前世林晚让我替她跑过多少腿,我早记不清了。
可我记得这里每一条备用通道。
轰的一声。
侧墙缓缓裂开一道缝,里面露出狭窄的维修通道。
苏栀眼睛都亮了。
“学长好厉害。”
“少发病,进去。”
我把她往前一推,转头又冲顾妄音抬了抬下巴。
“你断后。”
她盯着我两秒,居然一点没反驳,提刀就站到最后。
这就是让她服了一半的好处。
打架的时候,她比谁都倔。
可一旦认了你,她执行起来也比谁都快。
我们刚钻进维修通道,身后就传来沈策冷下去的声音。
“江澈,你跑不掉的。”
我头都没回。
“这话你前世应该已经说过一次了。

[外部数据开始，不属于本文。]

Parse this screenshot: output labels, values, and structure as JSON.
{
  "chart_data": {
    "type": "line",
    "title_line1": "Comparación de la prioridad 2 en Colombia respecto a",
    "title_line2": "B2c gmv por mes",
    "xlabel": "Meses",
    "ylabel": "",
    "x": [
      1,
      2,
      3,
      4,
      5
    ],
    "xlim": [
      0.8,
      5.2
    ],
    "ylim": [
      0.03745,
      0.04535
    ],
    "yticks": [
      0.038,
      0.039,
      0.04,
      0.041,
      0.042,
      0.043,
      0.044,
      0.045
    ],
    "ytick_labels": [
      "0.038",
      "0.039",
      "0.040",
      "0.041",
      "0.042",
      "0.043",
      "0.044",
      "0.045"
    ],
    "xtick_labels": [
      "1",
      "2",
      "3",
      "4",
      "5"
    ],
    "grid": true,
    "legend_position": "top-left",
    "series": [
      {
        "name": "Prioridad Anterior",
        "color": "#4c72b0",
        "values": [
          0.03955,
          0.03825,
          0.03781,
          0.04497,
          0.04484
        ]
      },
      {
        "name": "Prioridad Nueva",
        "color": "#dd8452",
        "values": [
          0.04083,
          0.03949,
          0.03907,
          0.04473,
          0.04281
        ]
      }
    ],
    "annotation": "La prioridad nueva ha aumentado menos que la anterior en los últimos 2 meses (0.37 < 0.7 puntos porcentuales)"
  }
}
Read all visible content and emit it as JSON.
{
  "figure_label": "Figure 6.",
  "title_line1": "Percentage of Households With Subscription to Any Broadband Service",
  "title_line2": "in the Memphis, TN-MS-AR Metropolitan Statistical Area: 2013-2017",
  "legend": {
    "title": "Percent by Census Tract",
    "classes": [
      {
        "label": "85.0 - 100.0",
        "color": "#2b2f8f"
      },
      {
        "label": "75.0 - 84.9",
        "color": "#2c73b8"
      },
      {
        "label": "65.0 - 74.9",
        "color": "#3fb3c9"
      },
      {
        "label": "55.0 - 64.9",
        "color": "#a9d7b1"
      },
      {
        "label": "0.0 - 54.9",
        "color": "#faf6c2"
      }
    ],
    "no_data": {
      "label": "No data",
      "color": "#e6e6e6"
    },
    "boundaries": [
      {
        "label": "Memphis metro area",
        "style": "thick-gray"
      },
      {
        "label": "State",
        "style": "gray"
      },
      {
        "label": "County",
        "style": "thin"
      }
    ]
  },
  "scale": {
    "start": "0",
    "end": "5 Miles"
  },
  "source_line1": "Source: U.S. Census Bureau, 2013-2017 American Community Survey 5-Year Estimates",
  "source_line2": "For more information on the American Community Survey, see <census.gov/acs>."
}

”
空气瞬间一滞。
后面几个人都听见了。
林晚脚步都顿了一下。
顾妄音和苏栀同时抬头看我。
很好。
说漏了。
但也无所谓。
因为从现在开始,这帮女人会越来越怀疑。
我为什么知道这么多?
为什么总像提前看过她们每一步?
为什么会把“前世”两个字,说得像真的一样?
怀疑一旦种下去,后面什么都好玩。
维修通道尽头,是一扇通往旧仓储层的铁门。
我刚要抬手去推,恶意视界又轻轻亮了一下。
门后有人。
而且杀意很高。
我心里一沉,立刻抬手拦住几人。
“别开。”
“怎么了?”顾妄音低声问。
我盯着那扇门,慢慢笑了。
“会长大人。”
“你求我求得还是有点早了。”
“外面还有人等着弄死我们。”
林晚脸色一下白了。
这次不是演的。
她很快意识到,自己刚刚那句“求你”并没有把局面变简单,只是把选择权暂时交到了我手里。
而我还没有真正救她。
“江澈。”她声音发紧,“你知道外面是谁?”
“不知道。”
“那你怎么知道有人?”
我看了她一眼。
“你猜。”
她抿紧唇。
她现在一定很讨厌这种感觉。
所有信息都不在她手里,所有判断都慢我一步,连生死出口都要等我决定。
这就是她第一次低头的真正代价。
不是一句求我。
林晚沉默了很久。
久到走廊里的警报声都变得像隔了一层水。
她终于抬起头,眼睛里没有平时那种温柔的光,只剩一点被逼到角落后的锋利。
“你想要我做什么?”
这句话出来时,我就知道第一卷该收了。
不是因为她认输。
林晚这种人不会因为一次失败就彻底认输。她只是终于承认,眼前这场局不再由她一个人说了算。
这就够了。
我看着她,慢慢把手机递过去。
屏幕上是洛绯刚传来的路线图。
“刷权限。”
“然后闭嘴跟着我走。”
她盯着我看了两秒,竟然真的接了过去。
权限锁亮起绿灯。
门开的那一瞬,风从地下通道里涌出来,带着一点消毒水和铁锈混在一起的味道。
林晚站在门边,手指还停在刷卡器上。
她没有再问为什么。
前世她总喜欢替我安排答案,这一次,她终于学会先闭嘴。
我从她身边走过去。
顾妄音跟在我左侧,苏栀贴得很近,洛绯的声音还在耳机里不断报路线。几个人明明互相看不顺眼,却第一次被迫用同一个节奏往前走。
从这一刻开始,她不再是局里最清醒的那个人。